Stand with 2 storage areas (36"x12") - $45 o.b.o.
Steel stand with extreme stability and strength (72 3/4"x18 3/4") - $80 o.b.o. 
Unfinished diy stand, extremely strong and sturdy... this stand is under all that driftwood (72"x18") - $80 o.b.o.

let me know if anything strikes your eyes or anything you have questions on or if more pics needed.
Thx for looking.


----------



## MananaP (Apr 22, 2010)

Those DW must be big for $30 each? What is the exact seizes?

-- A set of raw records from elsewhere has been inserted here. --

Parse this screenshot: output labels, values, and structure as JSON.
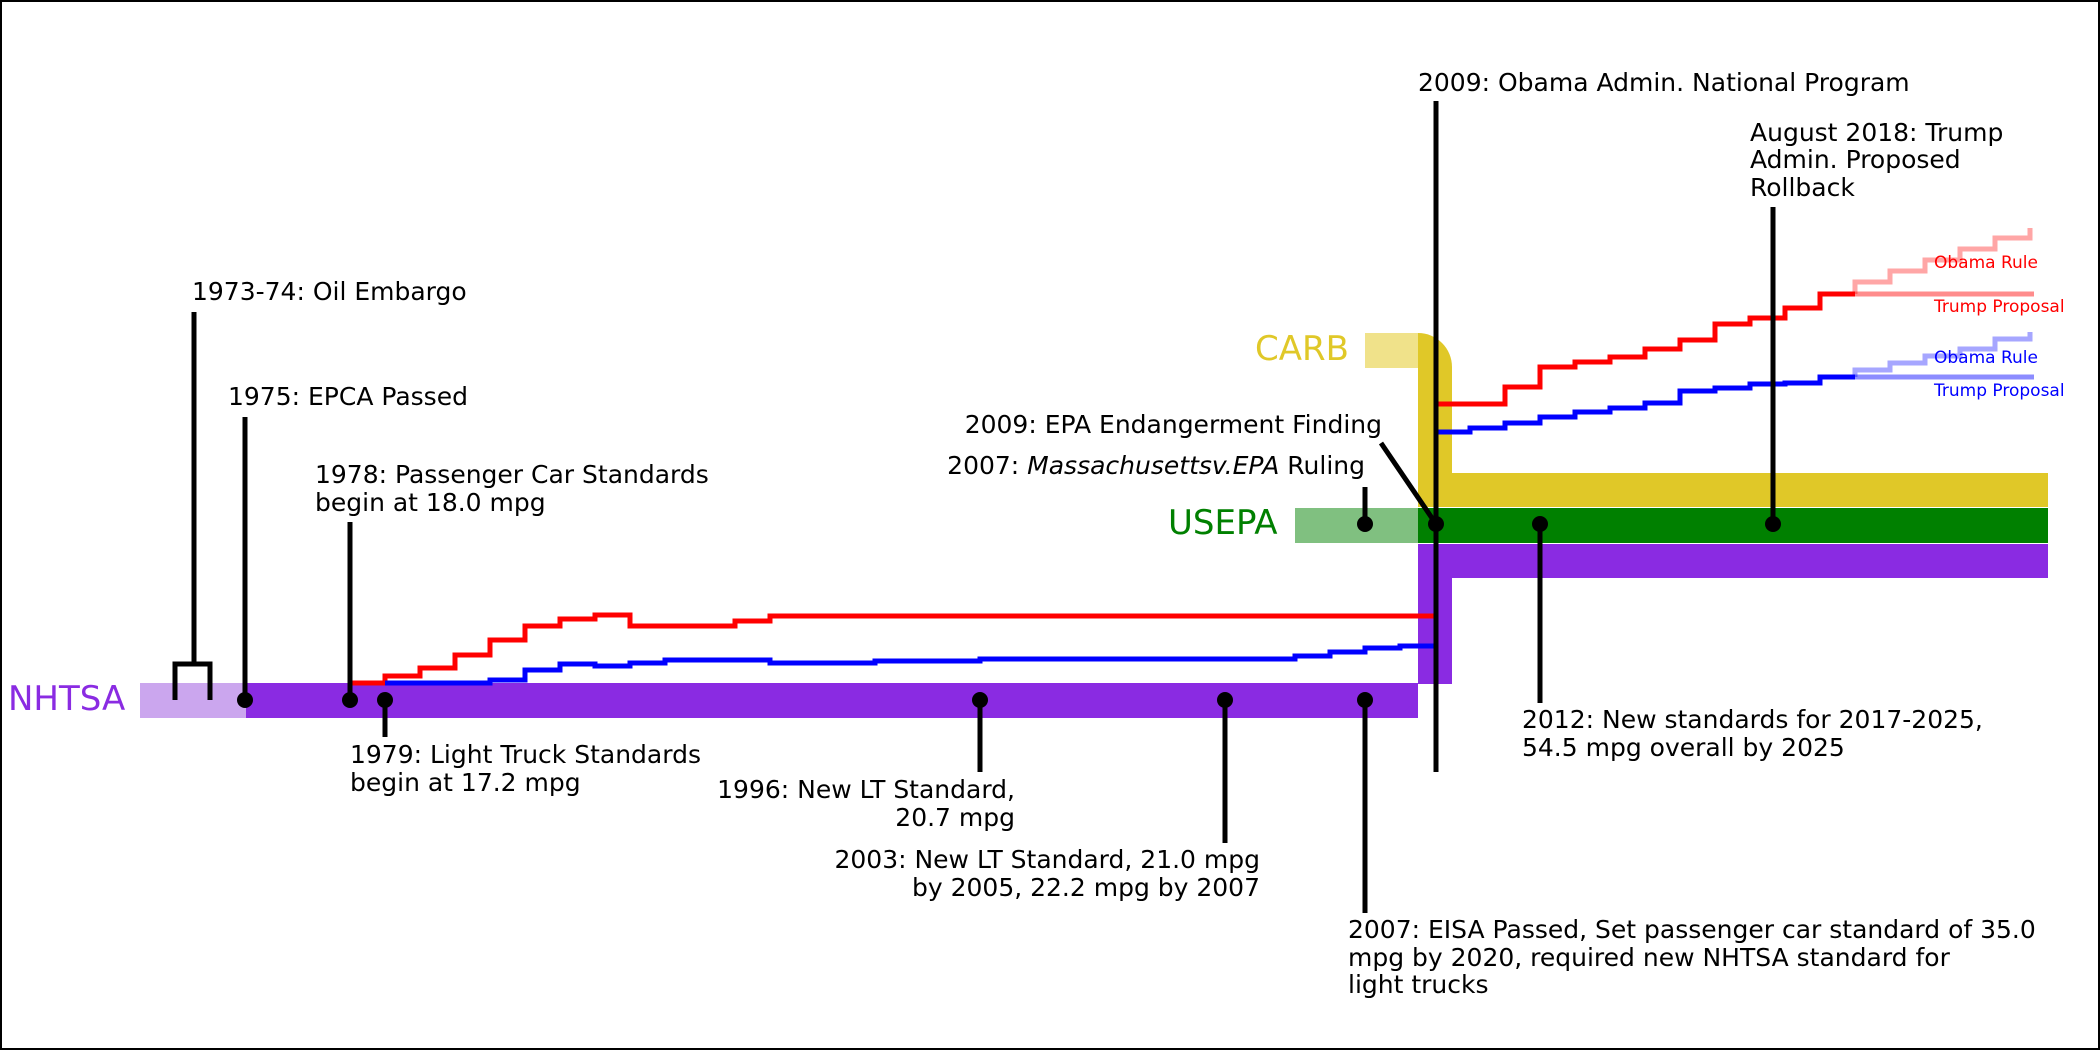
{
  "agencies": {
    "nhtsa": {
      "label": "NHTSA",
      "color": "#8a2be2"
    },
    "usepa": {
      "label": "USEPA",
      "color": "#008000"
    },
    "carb": {
      "label": "CARB",
      "color": "#e0c828"
    }
  },
  "legend": {
    "car_obama": "Obama Rule",
    "car_trump": "Trump Proposal",
    "truck_obama": "Obama Rule",
    "truck_trump": "Trump Proposal"
  },
  "series_colors": {
    "passenger_car": "#ff0000",
    "light_truck": "#0000ff"
  },
  "events": {
    "oil_embargo": "1973-74: Oil Embargo",
    "epca": "1975: EPCA Passed",
    "car_std_1": "1978: Passenger Car Standards",
    "car_std_2": "begin at 18.0 mpg",
    "lt_std_1": "1979: Light Truck Standards",
    "lt_std_2": "begin at 17.2 mpg",
    "lt_1996_1": "1996: New LT Standard,",
    "lt_1996_2": "20.7 mpg",
    "lt_2003_1": "2003: New LT Standard, 21.0 mpg",
    "lt_2003_2": "by 2005, 22.2 mpg by 2007",
    "eisa_1": "2007: EISA Passed, Set passenger car standard of 35.0",
    "eisa_2": "mpg by 2020, required new NHTSA standard for",
    "eisa_3": "light trucks",
    "mass_epa_prefix": "2007: ",
    "mass_epa_case": "Massachusettsv.EPA",
    "mass_epa_suffix": " Ruling",
    "endangerment": "2009: EPA Endangerment Finding",
    "national_program": "2009: Obama Admin. National Program",
    "std_2012_1": "2012: New standards for 2017-2025,",
    "std_2012_2": "54.5 mpg overall by 2025",
    "rollback_1": "August 2018: Trump",
    "rollback_2": "Admin. Proposed",
    "rollback_3": "Rollback"
  }
}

THANKS!


----------



## vancityyardy (May 2, 2010)

various sizes, not sure how to measure them in width but they are on a 23" wide piece of plywood


----------



## vancityyardy (May 2, 2010)

Bump for price change


----------



## Brisch (May 13, 2010)

my tank is 48"x 16" would I be able to put it on that one stand thats 48"x18"?


----------



## pieces71 (Apr 21, 2010)

what kind of wood are your DW?


----------



## bowman00 (Apr 27, 2010)

You have been Pm'd


----------



## vancityyardy (May 2, 2010)

Hi, 
The tank would fit on the stand, there would just be a 2" gap at the back which could be modified by a 2by3/4" piece of wood.


Brisch said:


> my tank is 48"x 16" would I be able to put it on that one stand thats 48"x18"?


----------



## vancityyardy (May 2, 2010)

PM replied



bowman00 said:


> You have been Pm'd


----------



## vancityyardy (May 2, 2010)

I'm not sure of the kind of dw these r but if u would like to help me out and either take a look at them to specify then that would be my pleasure.



pieces71 said:


> what kind of wood are your DW?


----------



## Brendan (Apr 21, 2010)

Pm'd you for the 48x18" stand


----------



## vancityyardy (May 2, 2010)

free bump ty


----------



## vancityyardy (May 2, 2010)

Another bump for sturdy stands


----------



## tha604boi (May 21, 2010)

*xp rena filters*

How much are your two xp rena filters


----------



## vancityyardy (May 2, 2010)

Hey, sry a setup is no good without a filter so i would love to keep it with the aquarium and all...
Thx for your interest



tha604boi said:


> How much are your two xp rena filters


----------



## vancityyardy (May 2, 2010)

Last bump before the dump


----------



## Brisch (May 13, 2010)

do you still have the black stand? Ill take it


----------



## icy.bing (Jun 19, 2010)

do you have the DW there?

i am interested in it!

let me know!


----------